En toch zijn er momenten geweest waarop Amerika zich afzonderde. Na de verschrikkingen van de Eerste Wereldoorlog hadden de Amerikanen genoeg van Europa en zijn oorlogen.

Kennard: Dat zeiden ze, maar ze zijn nooit weggeweest uit Europa. Veel Amerikanen, zeker in het Middenwesten, zien zichzelf als isolationisten maar zijn het niet. Bovendien heeft Amerika altijd zijn cultuur en waarden uitgedragen. Meer nog, het wil de hele wereld naar zijn beeld hervormen en het heeft dat met enig succes gedaan. Dat kun je niet met het isolationisme verenigen.

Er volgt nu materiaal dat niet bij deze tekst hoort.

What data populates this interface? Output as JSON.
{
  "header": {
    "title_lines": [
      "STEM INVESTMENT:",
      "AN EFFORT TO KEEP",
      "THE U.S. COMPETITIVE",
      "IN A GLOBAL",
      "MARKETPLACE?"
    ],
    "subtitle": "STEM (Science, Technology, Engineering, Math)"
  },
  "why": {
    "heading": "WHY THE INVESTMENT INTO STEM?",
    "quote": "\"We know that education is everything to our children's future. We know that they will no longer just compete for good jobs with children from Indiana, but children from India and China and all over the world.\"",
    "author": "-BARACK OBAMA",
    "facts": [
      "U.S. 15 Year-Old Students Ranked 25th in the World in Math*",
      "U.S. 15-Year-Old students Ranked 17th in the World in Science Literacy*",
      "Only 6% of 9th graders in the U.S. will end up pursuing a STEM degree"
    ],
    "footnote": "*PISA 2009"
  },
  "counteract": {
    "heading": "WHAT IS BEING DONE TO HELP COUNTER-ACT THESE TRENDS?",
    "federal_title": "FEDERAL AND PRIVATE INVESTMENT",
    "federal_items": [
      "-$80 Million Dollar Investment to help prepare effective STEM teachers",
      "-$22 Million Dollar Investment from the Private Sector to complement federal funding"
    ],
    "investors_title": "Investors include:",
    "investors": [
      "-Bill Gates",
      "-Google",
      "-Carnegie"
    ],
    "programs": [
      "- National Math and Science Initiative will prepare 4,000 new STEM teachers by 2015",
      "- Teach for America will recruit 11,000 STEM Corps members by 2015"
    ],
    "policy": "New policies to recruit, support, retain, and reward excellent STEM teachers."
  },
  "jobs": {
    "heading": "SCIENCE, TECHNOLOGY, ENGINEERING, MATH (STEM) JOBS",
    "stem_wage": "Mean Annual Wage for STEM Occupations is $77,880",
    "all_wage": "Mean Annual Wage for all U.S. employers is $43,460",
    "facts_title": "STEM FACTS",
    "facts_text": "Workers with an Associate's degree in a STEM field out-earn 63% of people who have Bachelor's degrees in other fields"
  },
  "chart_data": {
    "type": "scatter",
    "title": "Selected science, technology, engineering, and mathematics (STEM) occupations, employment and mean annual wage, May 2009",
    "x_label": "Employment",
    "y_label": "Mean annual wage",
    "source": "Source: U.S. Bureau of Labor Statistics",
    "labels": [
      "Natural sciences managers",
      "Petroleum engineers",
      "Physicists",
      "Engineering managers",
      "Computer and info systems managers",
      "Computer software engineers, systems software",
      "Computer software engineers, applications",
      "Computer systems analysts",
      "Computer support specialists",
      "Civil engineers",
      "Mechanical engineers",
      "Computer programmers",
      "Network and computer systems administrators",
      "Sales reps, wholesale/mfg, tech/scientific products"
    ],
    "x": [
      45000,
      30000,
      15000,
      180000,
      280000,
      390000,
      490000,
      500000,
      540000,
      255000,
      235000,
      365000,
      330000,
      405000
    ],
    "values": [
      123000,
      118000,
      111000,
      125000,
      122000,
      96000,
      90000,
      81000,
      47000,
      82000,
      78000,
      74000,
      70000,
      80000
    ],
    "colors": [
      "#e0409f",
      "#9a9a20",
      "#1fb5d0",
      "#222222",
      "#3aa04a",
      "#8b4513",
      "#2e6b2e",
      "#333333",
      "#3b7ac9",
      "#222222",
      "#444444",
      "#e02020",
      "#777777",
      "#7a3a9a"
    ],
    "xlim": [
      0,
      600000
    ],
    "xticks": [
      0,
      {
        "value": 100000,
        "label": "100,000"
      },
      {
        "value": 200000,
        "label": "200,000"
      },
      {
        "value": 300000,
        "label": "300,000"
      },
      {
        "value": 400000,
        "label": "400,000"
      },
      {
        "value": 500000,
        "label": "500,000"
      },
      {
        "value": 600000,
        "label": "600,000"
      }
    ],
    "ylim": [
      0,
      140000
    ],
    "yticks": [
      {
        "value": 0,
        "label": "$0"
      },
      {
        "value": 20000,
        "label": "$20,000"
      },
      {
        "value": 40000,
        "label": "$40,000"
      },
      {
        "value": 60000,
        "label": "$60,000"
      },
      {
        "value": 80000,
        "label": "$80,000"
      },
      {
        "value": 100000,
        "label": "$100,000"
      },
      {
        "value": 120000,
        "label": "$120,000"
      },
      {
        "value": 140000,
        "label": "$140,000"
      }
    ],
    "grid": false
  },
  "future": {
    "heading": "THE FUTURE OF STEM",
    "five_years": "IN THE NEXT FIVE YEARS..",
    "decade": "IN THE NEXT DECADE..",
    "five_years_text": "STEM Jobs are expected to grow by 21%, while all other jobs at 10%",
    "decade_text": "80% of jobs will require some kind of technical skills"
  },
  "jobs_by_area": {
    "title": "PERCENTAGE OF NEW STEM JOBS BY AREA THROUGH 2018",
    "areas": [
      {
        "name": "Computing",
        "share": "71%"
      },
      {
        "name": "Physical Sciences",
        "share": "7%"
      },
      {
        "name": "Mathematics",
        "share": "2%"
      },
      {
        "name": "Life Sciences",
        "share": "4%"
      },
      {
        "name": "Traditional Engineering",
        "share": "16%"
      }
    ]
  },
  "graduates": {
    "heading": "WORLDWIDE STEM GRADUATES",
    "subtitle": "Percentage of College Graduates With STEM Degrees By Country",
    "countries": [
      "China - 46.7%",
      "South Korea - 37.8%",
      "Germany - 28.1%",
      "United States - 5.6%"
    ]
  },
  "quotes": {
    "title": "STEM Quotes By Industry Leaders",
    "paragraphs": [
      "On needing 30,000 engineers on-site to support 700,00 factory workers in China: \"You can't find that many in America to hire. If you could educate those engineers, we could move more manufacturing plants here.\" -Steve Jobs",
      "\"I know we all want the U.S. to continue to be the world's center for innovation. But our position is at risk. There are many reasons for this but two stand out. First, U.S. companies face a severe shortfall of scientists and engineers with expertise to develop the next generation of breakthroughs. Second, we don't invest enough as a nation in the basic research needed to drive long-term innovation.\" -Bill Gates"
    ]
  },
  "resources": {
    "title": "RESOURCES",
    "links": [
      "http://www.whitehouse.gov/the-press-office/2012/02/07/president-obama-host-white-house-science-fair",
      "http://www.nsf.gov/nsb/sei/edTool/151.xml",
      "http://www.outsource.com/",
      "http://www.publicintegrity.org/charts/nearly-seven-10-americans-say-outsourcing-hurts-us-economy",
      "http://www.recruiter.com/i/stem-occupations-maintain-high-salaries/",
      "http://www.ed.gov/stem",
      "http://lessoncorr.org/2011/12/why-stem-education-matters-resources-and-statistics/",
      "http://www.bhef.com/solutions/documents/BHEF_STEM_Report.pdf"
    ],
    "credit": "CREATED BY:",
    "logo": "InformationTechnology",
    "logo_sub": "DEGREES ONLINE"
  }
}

Welke president was het meest oorlogszuchtig? George W. Bush die Irak en Afghanistan binnenviel? Of Lyndon B. Johnson die ervoor zorgde dat de oorlog in Vietnam escaleerde?

Kennard: Dat is een ontzettend moeilijke vraag, want de feiten en de retoriek lopen vaak door elkaar. Ronald Reagan zei soms dat hij tegen elke prijs een oorlog zou beginnen. En af en toe deed hij wat louche dingen, maar al bij al viel het goed mee. Richard Nixon was niet bang om een oorlog te beginnen, maar Amerika had in de jaren zeventig zoveel financiële problemen dat hij dat simpelweg niet kon.

Bush kreeg altijd het verwijt dat hij triggerhappy was. Na elf september kreeg hij ook de gelegenheid om dat te zijn – of toch de mensen rond hem die een soort heilige missie hadden om oorlog te voeren.

Johnson is een moeilijk geval. Hij erfde het conflict in Vietnam van zijn voorgangers. Op een bepaald moment moest hij kiezen hoe het verder moest en hij heeft toen gekozen voor een verdere escalatie van de oorlog, wat een erg domme keuze was. Zo is de Vietnamoorlog een ramp geworden waarbij tienduizenden Amerikanen en drie miljoen Vietnamezen zijn gestorven.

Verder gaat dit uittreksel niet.